I has the chance to listen to Moravec over here in Germany during a local
symposium called CULTEC. Moravec was the only origional thinker there,
and the rest of the speakers (almost all locals) did little more than
prove the fact that Germany's rampant technophobia is a growing force not
only restricted to the Greens anymore. I'm glad he came.

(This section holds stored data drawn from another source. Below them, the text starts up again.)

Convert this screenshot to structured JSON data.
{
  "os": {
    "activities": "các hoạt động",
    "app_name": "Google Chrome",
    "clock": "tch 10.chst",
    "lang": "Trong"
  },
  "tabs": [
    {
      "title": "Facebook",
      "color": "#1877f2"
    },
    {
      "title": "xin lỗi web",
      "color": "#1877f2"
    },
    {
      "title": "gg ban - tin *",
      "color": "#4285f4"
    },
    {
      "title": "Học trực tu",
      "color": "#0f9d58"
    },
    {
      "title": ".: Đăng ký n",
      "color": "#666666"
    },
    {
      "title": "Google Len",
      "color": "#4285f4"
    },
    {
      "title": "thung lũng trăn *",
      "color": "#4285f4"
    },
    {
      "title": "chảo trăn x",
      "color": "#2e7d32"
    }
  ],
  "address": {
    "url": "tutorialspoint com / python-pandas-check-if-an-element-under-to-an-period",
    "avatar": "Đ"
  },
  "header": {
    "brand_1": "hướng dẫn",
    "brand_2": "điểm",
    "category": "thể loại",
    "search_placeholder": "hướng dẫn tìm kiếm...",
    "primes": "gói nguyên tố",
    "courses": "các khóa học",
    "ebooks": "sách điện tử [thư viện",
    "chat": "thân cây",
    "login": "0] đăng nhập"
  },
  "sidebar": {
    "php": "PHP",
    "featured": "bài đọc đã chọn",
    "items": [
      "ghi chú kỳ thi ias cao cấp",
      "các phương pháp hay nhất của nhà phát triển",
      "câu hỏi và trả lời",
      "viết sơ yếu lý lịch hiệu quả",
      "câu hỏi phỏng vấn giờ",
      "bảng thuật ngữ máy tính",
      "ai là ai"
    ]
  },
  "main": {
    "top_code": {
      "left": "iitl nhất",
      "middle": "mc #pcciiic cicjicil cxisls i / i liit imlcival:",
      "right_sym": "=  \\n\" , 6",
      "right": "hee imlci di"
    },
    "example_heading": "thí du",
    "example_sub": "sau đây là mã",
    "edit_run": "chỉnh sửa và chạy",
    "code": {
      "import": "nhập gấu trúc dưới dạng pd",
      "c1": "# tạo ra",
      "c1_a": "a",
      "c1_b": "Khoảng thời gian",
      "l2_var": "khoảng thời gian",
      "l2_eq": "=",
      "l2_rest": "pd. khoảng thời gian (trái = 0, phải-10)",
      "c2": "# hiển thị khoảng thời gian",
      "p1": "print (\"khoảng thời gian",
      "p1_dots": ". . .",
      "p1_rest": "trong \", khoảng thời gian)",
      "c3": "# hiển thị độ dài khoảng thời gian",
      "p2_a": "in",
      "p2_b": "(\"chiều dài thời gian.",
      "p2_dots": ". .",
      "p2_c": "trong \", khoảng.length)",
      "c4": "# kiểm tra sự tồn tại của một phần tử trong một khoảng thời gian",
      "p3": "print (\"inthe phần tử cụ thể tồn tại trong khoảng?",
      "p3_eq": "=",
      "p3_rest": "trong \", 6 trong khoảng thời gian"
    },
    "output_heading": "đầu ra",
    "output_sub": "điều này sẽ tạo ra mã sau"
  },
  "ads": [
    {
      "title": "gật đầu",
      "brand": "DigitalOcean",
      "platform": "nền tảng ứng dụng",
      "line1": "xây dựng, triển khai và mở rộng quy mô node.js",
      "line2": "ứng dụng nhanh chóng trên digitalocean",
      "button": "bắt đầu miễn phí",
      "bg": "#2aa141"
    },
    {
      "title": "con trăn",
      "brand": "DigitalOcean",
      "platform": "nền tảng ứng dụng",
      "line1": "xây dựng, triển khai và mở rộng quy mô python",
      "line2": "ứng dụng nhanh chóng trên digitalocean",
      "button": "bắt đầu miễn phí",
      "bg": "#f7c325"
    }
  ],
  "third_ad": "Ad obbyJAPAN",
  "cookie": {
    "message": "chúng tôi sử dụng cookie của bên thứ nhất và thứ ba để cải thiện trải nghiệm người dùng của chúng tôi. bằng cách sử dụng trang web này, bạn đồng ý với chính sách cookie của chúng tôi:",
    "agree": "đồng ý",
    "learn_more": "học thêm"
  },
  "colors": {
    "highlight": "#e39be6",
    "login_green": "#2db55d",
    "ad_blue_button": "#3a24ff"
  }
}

Tho I have severe doubts that Moravec's vision would work (he passed over 
the part about replacing the brain by machines awfully quickly), the part
about accepting intelligent machines I think is the most likely senario.
Compare other technological breakthrus - all faced violent 
opposition at the beginning. Nobody feels less human today because a
machine can did a hole faster than he/she can. I do not feel depressed 
because a chess computer plays better chess than I do (tho I am told that
the first human losers reacted that way), or because my hard disk can
recite Lewis Carroll better than I can, or my math program is better at
solving certain problems. The generation that experiences these breakthrus 
is shocked, bewildered, and usually has trouble with their self-image as
humans - for the next generation, the machine is just another tool, and
you could almost define a tool as something that does the job of a human
better that a human at a human's bidding. You can split wood with your
hands, but an axe makes it a lot easier =8).

I would think that machine-human interaction will turn out to be not 
any sort of survival of the fittest but coevolution. After all, having a 
machine body might be nice, but carbon has its advantages, too.

							Y, Scot

-- 
          Scot W. Stevenson at scot@catzen.GUN.de in Essen, Germany 
		Thank you for telling me what a Nostromo is!